Наконец барки стали в устье Чусовой, против деревни, и загородили все устье. Чусовая здесь шире и глубже, а Кама шире Чусовой в три или четыре раза. Берега как Чусовой, так и Камы низкие. Бурлаки обрадовались.

– Гли, Кама! Экая большая!..

– Баская река, и конца-то ей нет.

– Супротив Камы теперь все реки дрянь, и Чусова пигалица против нее.

– Вот уж река дак река – никому зла не сделат.

– Одново года беда тут была. Пошли, знашь, барки да стали в Перму, и поди ты, братец мой, лед сверху. И лед-то какой – ужасти! Как царапнет барку, и пошла ко дну… Много барок перетопило.

– Ну, а теперь ничего?

– Теперь ловко. Теперь мы долго ошшо стоять будем: кто его знат, этот лед-то, прошел он али нет.

– Бают в деревне: весь прошел. Барки здесь простояли два дня. В это время бурлаки больше спали, а лоцман, имевший в деревне родственника, пошел к нему с Сысойком, Пилой и детьми его, сытно пообедал, выпарился в бане и принарядился. Здесь все лоцманы выпили водки, надели красные рубахи и навязали на шляпы красные ленточки. Все были веселы, покуривали махорку, пели песни.

– Ну, ребята, доехали до Камы, а там как по маслу пойдет, – говорил лоцман.

– Баско, – говорили бурлаки.

– А все я вас провел. Молиться вы должны за меня.

– А ошшо далеко бежать-то?..

– Да больше тово, сколь прошли.

– А Подлипная близко? – спросил Пила.

– Какая Подлипная?

– Ну, наша-то деревня?

– Чердынь-то?

– Ну, Чердынь-город.

– Да как тебе сказать, не солгать?
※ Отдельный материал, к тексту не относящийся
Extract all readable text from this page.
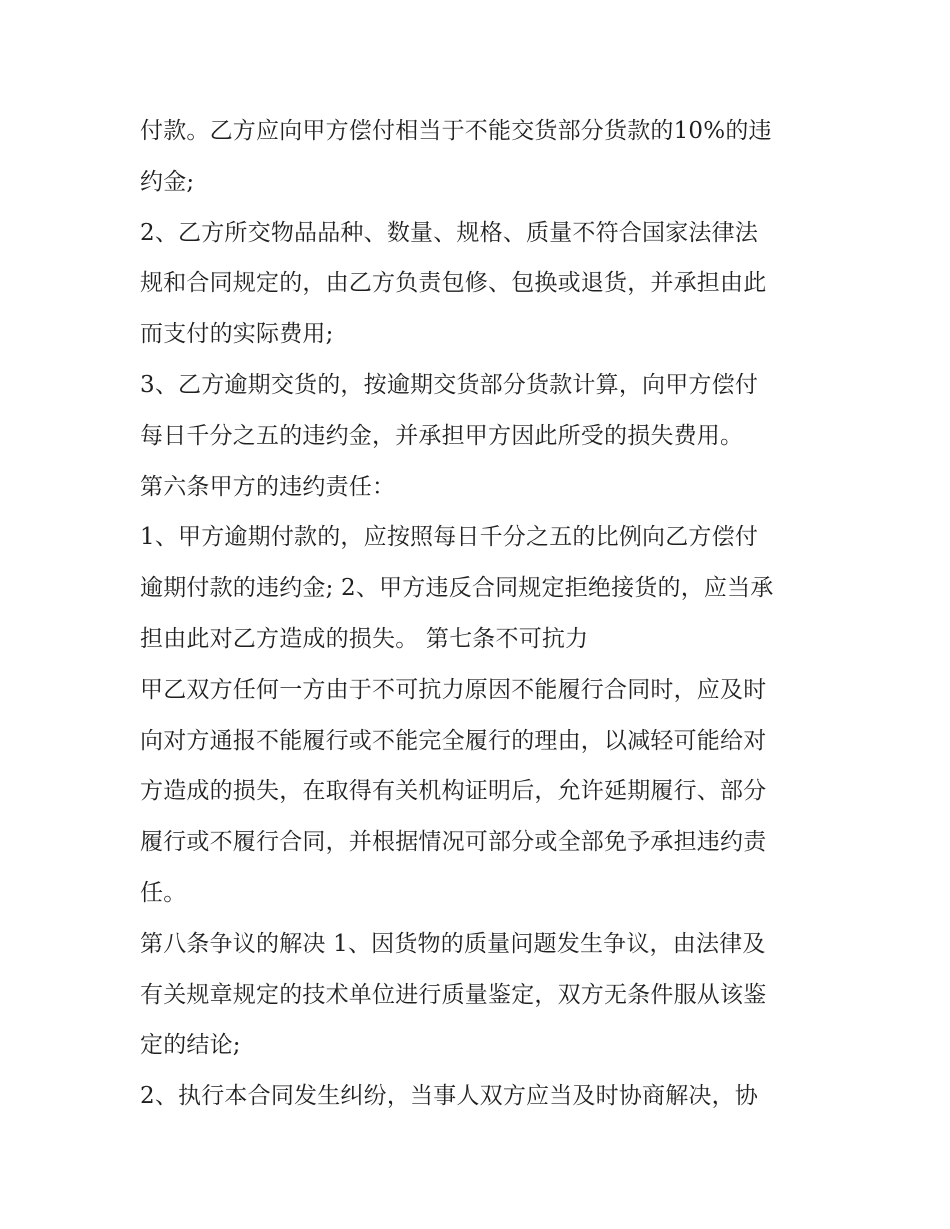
付款。乙方应向甲方偿付相当于不能交货部分货款的10%的违
约金;
2、乙方所交物品品种、数量、规格、质量不符合国家法律法
规和合同规定的，由乙方负责包修、包换或退货，并承担由此
而支付的实际费用;
3、乙方逾期交货的，按逾期交货部分货款计算，向甲方偿付
每日千分之五的违约金，并承担甲方因此所受的损失费用。
第六条甲方的违约责任：
1、甲方逾期付款的，应按照每日千分之五的比例向乙方偿付
逾期付款的违约金; 2、甲方违反合同规定拒绝接货的，应当承
担由此对乙方造成的损失。 第七条不可抗力
甲乙双方任何一方由于不可抗力原因不能履行合同时，应及时
向对方通报不能履行或不能完全履行的理由，以减轻可能给对
方造成的损失，在取得有关机构证明后，允许延期履行、部分
履行或不履行合同，并根据情况可部分或全部免予承担违约责
任。
第八条争议的解决 1、因货物的质量问题发生争议，由法律及
有关规章规定的技术单位进行质量鉴定，双方无条件服从该鉴
定的结论;
2、执行本合同发生纠纷，当事人双方应当及时协商解决，协
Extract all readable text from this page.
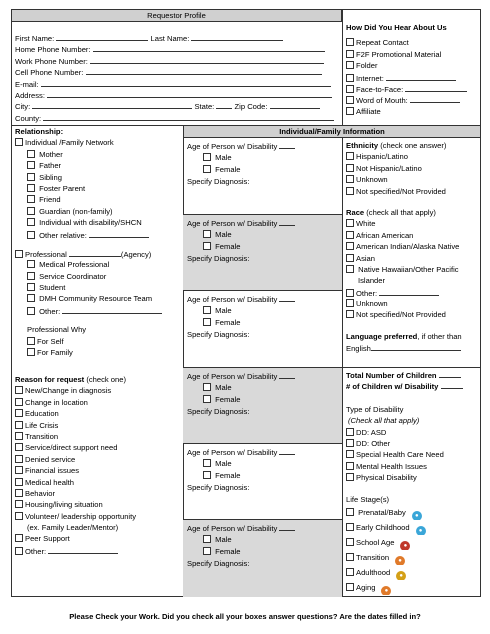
Requestor Profile
First Name:	Last Name:
Home Phone Number:
Work Phone Number:
Cell Phone Number:
E-mail:
Address:
City:	State:	Zip Code:
County:
How Did You Hear About Us
Repeat Contact
F2F Promotional Material
Folder
Internet:
Face-to-Face:
Word of Mouth:
Affiliate
Individual/Family Information
Relationship:
Individual /Family Network
Mother
Father
Sibling
Foster Parent
Friend
Guardian (non-family)
Individual with disability/SHCN
Other relative:
Professional	(Agency)
Medical Professional
Service Coordinator
Student
DMH Community Resource Team
Other:
Professional Why
For Self
For Family
Reason for request (check one)
New/Change in diagnosis
Change in location
Education
Life Crisis
Transition
Service/direct support need
Denied service
Financial issues
Medical health
Behavior
Housing/living situation
Volunteer/ leadership opportunity
(ex. Family Leader/Mentor)
Peer Support
Other:
Age of Person w/ Disability
Male
Female
Specify Diagnosis:
Age of Person w/ Disability
Male
Female
Specify Diagnosis:
Age of Person w/ Disability
Male
Female
Specify Diagnosis:
Age of Person w/ Disability
Male
Female
Specify Diagnosis:
Age of Person w/ Disability
Male
Female
Specify Diagnosis:
Age of Person w/ Disability
Male
Female
Specify Diagnosis:
Ethnicity (check one answer)
Hispanic/Latino
Not Hispanic/Latino
Unknown
Not specified/Not Provided
Race (check all that apply)
White
African American
American Indian/Alaska Native
Asian
Native Hawaiian/Other Pacific
Islander
Other:
Unknown
Not specified/Not Provided
Language preferred, if other than
English
Total Number of Children
# of Children w/ Disability
Type of Disability
(Check all that apply)
DD: ASD
DD: Other
Special Health Care Need
Mental Health Issues
Physical Disability
Life Stage(s)
Prenatal/Baby ●
Early Childhood ●
School Age ●
Transition ●
Adulthood ●
Aging ●
Please Check your Work. Did you check all your boxes answer questions? Are the dates filled in?
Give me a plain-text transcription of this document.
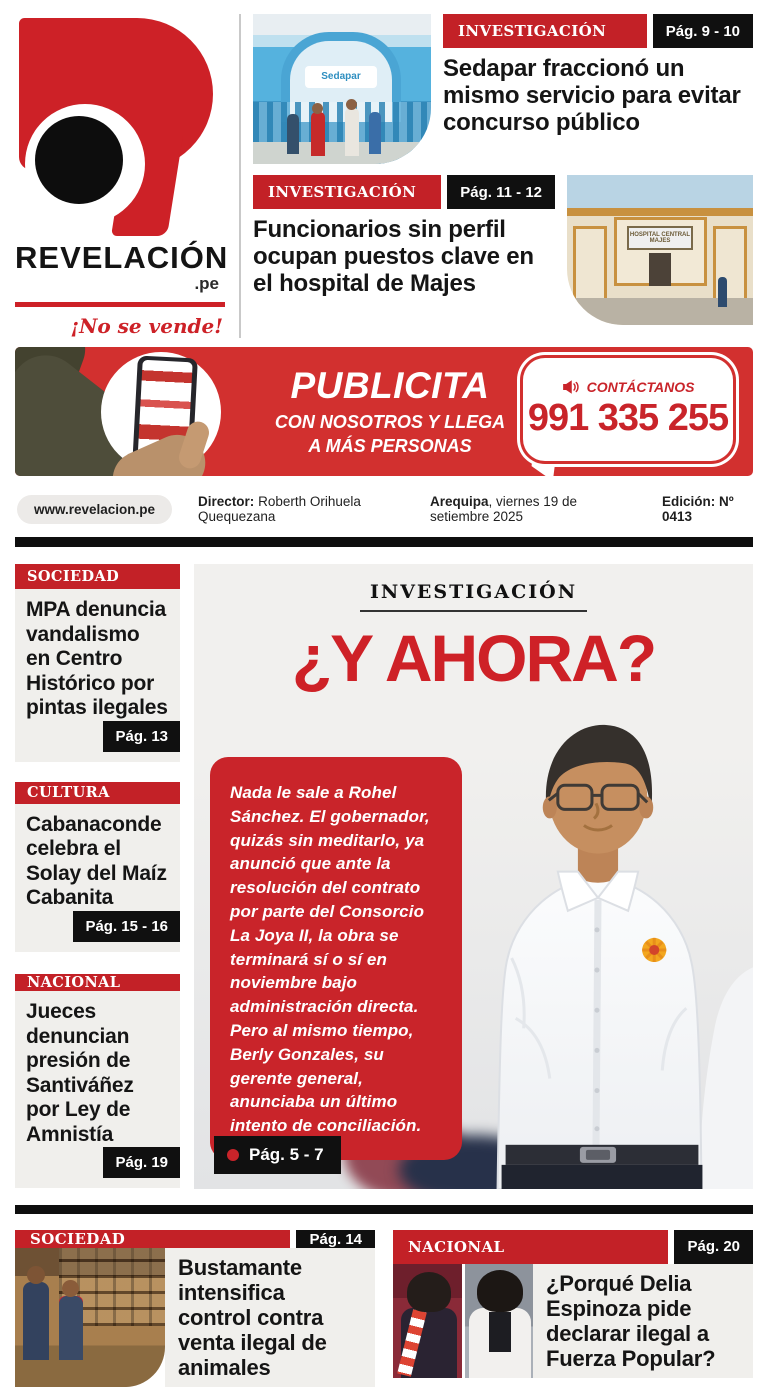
REVELACIÓN
.pe
¡No se vende!
Sedapar
INVESTIGACIÓN	Pág. 9 - 10
Sedapar fraccionó un mismo servicio para evitar concurso público
INVESTIGACIÓN	Pág. 11 - 12
Funcionarios sin perfil ocupan puestos clave en el hospital de Majes
HOSPITAL CENTRAL MAJES
PUBLICITA
CON NOSOTROS Y LLEGA
A MÁS PERSONAS
CONTÁCTANOS
991 335 255
www.revelacion.pe	Director: Roberth Orihuela Quequezana
Arequipa, viernes 19 de setiembre 2025
Edición: Nº 0413
SOCIEDAD
MPA denuncia vandalismo en Centro Histórico por pintas ilegales
Pág. 13
CULTURA
Cabanaconde celebra el Solay del Maíz Cabanita
Pág. 15 - 16
NACIONAL
Jueces denuncian presión de Santiváñez por Ley de Amnistía
Pág. 19
INVESTIGACIÓN
¿Y AHORA?
Nada le sale a Rohel Sánchez. El gobernador, quizás sin meditarlo, ya anunció que ante la resolución del contrato por parte del Consorcio La Joya II, la obra se terminará sí o sí en noviembre bajo administración directa. Pero al mismo tiempo, Berly Gonzales, su gerente general, anunciaba un último intento de conciliación.
Pág. 5 - 7
SOCIEDAD	Pág. 14
Bustamante intensifica control contra venta ilegal de animales
NACIONAL	Pág. 20
¿Porqué Delia Espinoza pide declarar ilegal a Fuerza Popular?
Мы одново разу судно тянули от Перми до Чердыни; пошли – тепло было, а пришли туда, холодно стало, потому, значит, долго шли – река больно мелка. А так ходу неделя.

– Вре?

– Только неделя. Вот теперь там хлеб больно дорог, а суда ходят только до Усолья да до Соликамска, а в Чердынь редко, потому река мелка, да и Чердынь в стороне верст за сорок стоит.

– Да мы в Усолье-городе были. Там ишшо соль делают. А оттуда шли-шли… Пошли – стужа была, а пришли к баркам, тепло стало.

– А можно бы в две недели дойти.

– Ну, и врешь! – Подлиповцы думали, что лоцман морочит их.

– Вы круг дали: вам бы по Каме надо идти или по большому тракту.

– Вре?

– Вам можно всево только неделю дойти до Перми, а там бы на пароходы наняться.

– И то бы лучше там было.

– Я вот теперь Каму хорошо знаю, и на Волге бывал годов с пять. Хотел на пароход наняться, да прохворал зиму-то; а ныне наймусь беспеременно зимой.